Wednesday, August 29, 2007

Just Go to Your Room; Think What You Have Done

This parental command is a puzzler to children. If you have already said you don’t know what someone is talking about, what good can that do for a little kid who has only a millisecond long focus once alone in a bedroom with toys. Frustration and isolation, as a punishment, is experienced but not understood. . The child has, for reasons unknown to him/her, made the parents angry. Children learn to understand anger very early because it is usually both visual and audible from the parents. It has happened before though they may not understand how to avoid it in the future. They are ill-equipped to figure out all those hard to understand reasons from the parents like: why things that are fun are so wrong sometimes, but not all the time. Until a child learns to think empirically, the world is full of unexpected responses. Small children do not know monetary value of things or how difficult it is for some parents to provide necessities, let alone luxuries. They assume that parents can replace any destroyed thing because parents seem so omnipotent to them. Toys break all the time and they don’t usually get angry at the parents. Indeed, it is usually the other way around, the parents get angry at them. Therefore, they are often conditioned to believe they will be held responsible for anything that breaks or other things they don’t anticipate. This only fosters the need to hide from the parents, to be less than truthful for fear of the response. If parents want to encourage openness and honesty from children, they have to guide them to that safe place where they can discuss accidents and infractions in their behaviors with their parents.

Focus is put on the disastrous result rather than the process.

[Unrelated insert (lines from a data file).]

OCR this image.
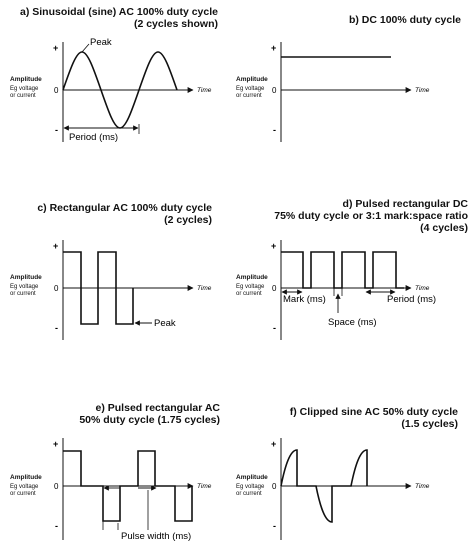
a) Sinusoidal (sine) AC 100% duty cycle
(2 cycles shown)	b) DC 100% duty cycle
c) Rectangular AC 100% duty cycle
(2 cycles)
d) Pulsed rectangular DC
75% duty cycle or 3:1 mark:space ratio
(4 cycles)
e) Pulsed rectangular AC
50% duty cycle (1.75 cycles)
f) Clipped sine AC 50% duty cycle
(1.5 cycles)
Amplitude
Eg voltage
or current
Amplitude
Eg voltage
or current
Amplitude
Eg voltage
or current
Amplitude
Eg voltage
or current
Amplitude
Eg voltage
or current
Amplitude
Eg voltage
or current
+
0
-
Time
Peak
Period (ms)
+
0
-
Time
+
0
-
Time
Peak
+
0
-
Time
Mark (ms)
Space (ms)
Period (ms)
+
0
-
Time
Pulse width (ms)
+
0
-
Time
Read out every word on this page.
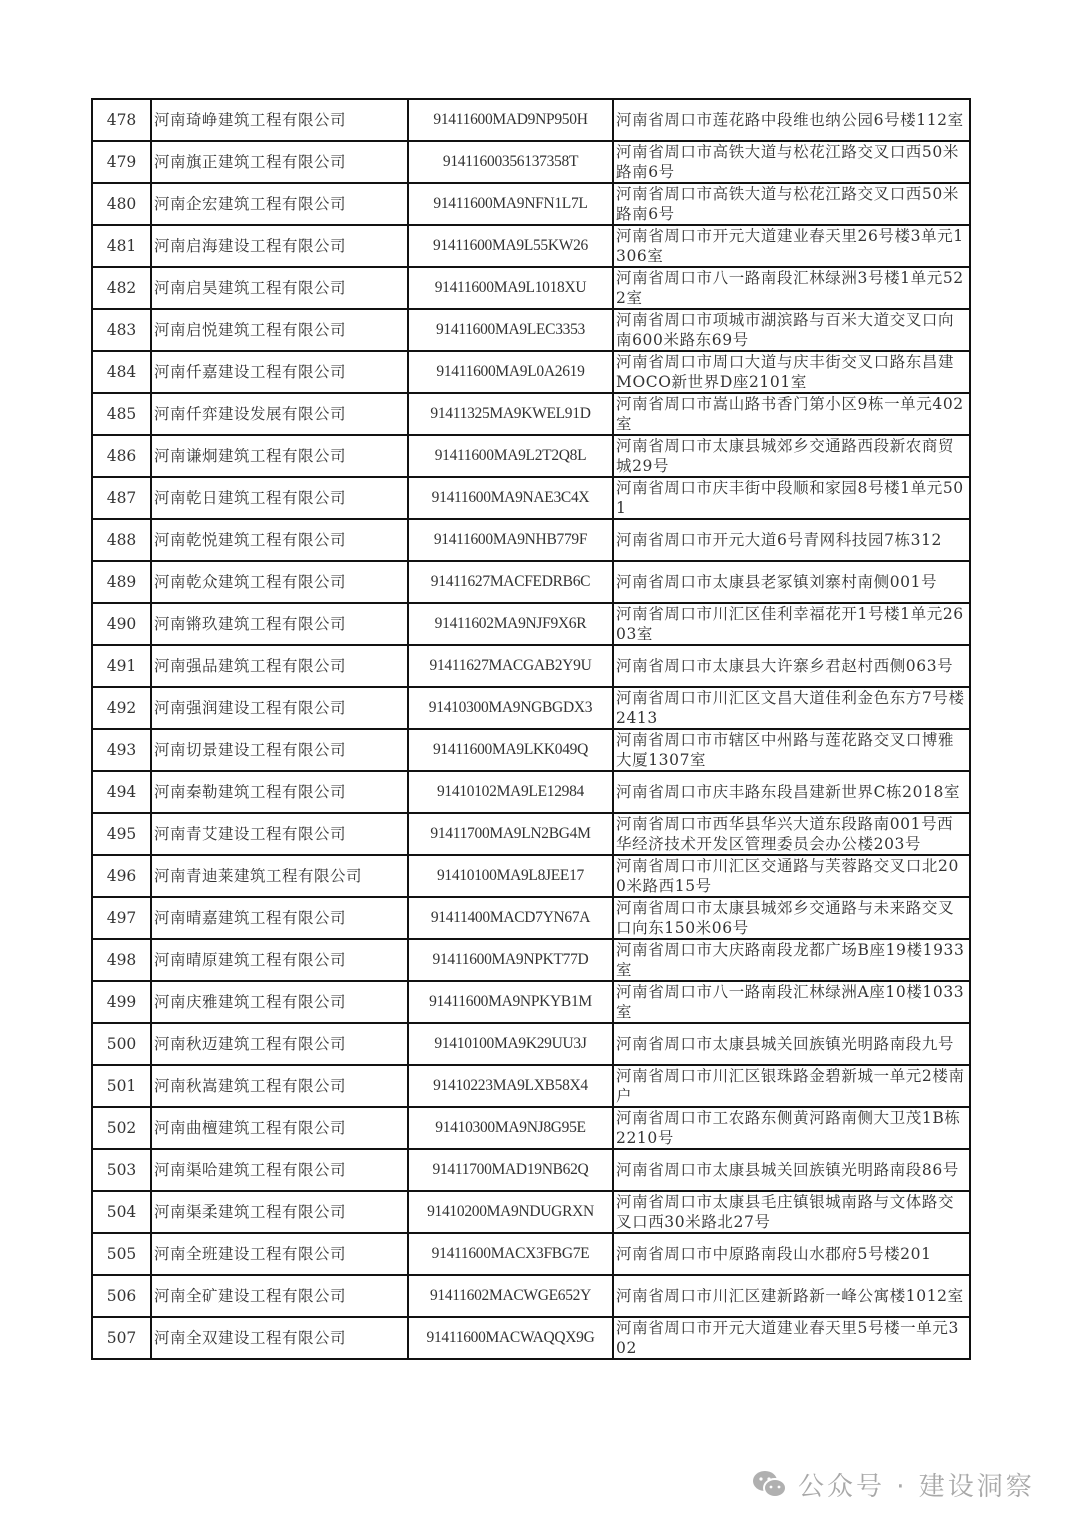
478	河南琦峥建筑工程有限公司	91411600MAD9NP950H	河南省周口市莲花路中段维也纳公园6号楼112室
479	河南旗正建筑工程有限公司	91411600356137358T	河南省周口市高铁大道与松花江路交叉口西50米路南6号
480	河南企宏建筑工程有限公司	91411600MA9NFN1L7L	河南省周口市高铁大道与松花江路交叉口西50米路南6号
481	河南启海建设工程有限公司	91411600MA9L55KW26	河南省周口市开元大道建业春天里26号楼3单元1306室
482	河南启昊建筑工程有限公司	91411600MA9L1018XU	河南省周口市八一路南段汇林绿洲3号楼1单元522室
483	河南启悦建筑工程有限公司	91411600MA9LEC3353	河南省周口市项城市湖滨路与百米大道交叉口向南600米路东69号
484	河南仟嘉建设工程有限公司	91411600MA9L0A2619	河南省周口市周口大道与庆丰街交叉口路东昌建MOCO新世界D座2101室
485	河南仟弈建设发展有限公司	91411325MA9KWEL91D	河南省周口市嵩山路书香门第小区9栋一单元402室
486	河南谦炯建筑工程有限公司	91411600MA9L2T2Q8L	河南省周口市太康县城郊乡交通路西段新农商贸城29号
487	河南乾日建筑工程有限公司	91411600MA9NAE3C4X	河南省周口市庆丰街中段顺和家园8号楼1单元501
488	河南乾悦建筑工程有限公司	91411600MA9NHB779F	河南省周口市开元大道6号青网科技园7栋312
489	河南乾众建筑工程有限公司	91411627MACFEDRB6C	河南省周口市太康县老冢镇刘寨村南侧001号
490	河南锵玖建筑工程有限公司	91411602MA9NJF9X6R	河南省周口市川汇区佳利幸福花开1号楼1单元2603室
491	河南强品建筑工程有限公司	91411627MACGAB2Y9U	河南省周口市太康县大许寨乡君赵村西侧063号
492	河南强润建设工程有限公司	91410300MA9NGBGDX3	河南省周口市川汇区文昌大道佳利金色东方7号楼2413
493	河南切景建设工程有限公司	91411600MA9LKK049Q	河南省周口市市辖区中州路与莲花路交叉口博雅大厦1307室
494	河南秦勒建筑工程有限公司	91410102MA9LE12984	河南省周口市庆丰路东段昌建新世界C栋2018室
495	河南青艾建设工程有限公司	91411700MA9LN2BG4M	河南省周口市西华县华兴大道东段路南001号西华经济技术开发区管理委员会办公楼203号
496	河南青迪莱建筑工程有限公司	91410100MA9L8JEE17	河南省周口市川汇区交通路与芙蓉路交叉口北200米路西15号
497	河南晴嘉建筑工程有限公司	91411400MACD7YN67A	河南省周口市太康县城郊乡交通路与未来路交叉口向东150米06号
498	河南晴原建筑工程有限公司	91411600MA9NPKT77D	河南省周口市大庆路南段龙都广场B座19楼1933室
499	河南庆雅建筑工程有限公司	91411600MA9NPKYB1M	河南省周口市八一路南段汇林绿洲A座10楼1033室
500	河南秋迈建筑工程有限公司	91410100MA9K29UU3J	河南省周口市太康县城关回族镇光明路南段九号
501	河南秋嵩建筑工程有限公司	91410223MA9LXB58X4	河南省周口市川汇区银珠路金碧新城一单元2楼南户
502	河南曲檀建筑工程有限公司	91410300MA9NJ8G95E	河南省周口市工农路东侧黄河路南侧大卫茂1B栋2210号
503	河南渠哈建筑工程有限公司	91411700MAD19NB62Q	河南省周口市太康县城关回族镇光明路南段86号
504	河南渠柔建筑工程有限公司	91410200MA9NDUGRXN	河南省周口市太康县毛庄镇银城南路与文体路交叉口西30米路北27号
505	河南全班建设工程有限公司	91411600MACX3FBG7E	河南省周口市中原路南段山水郡府5号楼201
506	河南全矿建设工程有限公司	91411602MACWGE652Y	河南省周口市川汇区建新路新一峰公寓楼1012室
507	河南全双建设工程有限公司	91411600MACWAQQX9G	河南省周口市开元大道建业春天里5号楼一单元302
公众号 · 建设洞察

The need is to explain to a child, in full detail, what has been upsetting in the child’s behavior (defying a request, keeping hands off a specific object that has then been destroyed, violating boundaries which were never really made clear to the child, or similar deficiencies) This process might be explained by: ‘We are disappointed that you disobeyed, which caused the accident or loss of an item much cherished by Mom, Dad, or whoever’; ‘We are sorry that we no longer can trust you to do what will protect the property of others or even your own’; ‘You cannot control your behavior, therefore you need some quiet time to regain control of yourself’; and the list can go on and on.

Parents have a great responsibility to help a child understand emotions and put words to them. The earlier the child can do that, the easier it will be for them to communicate with family and world. That understanding does not magically come to them, it is taught to a child.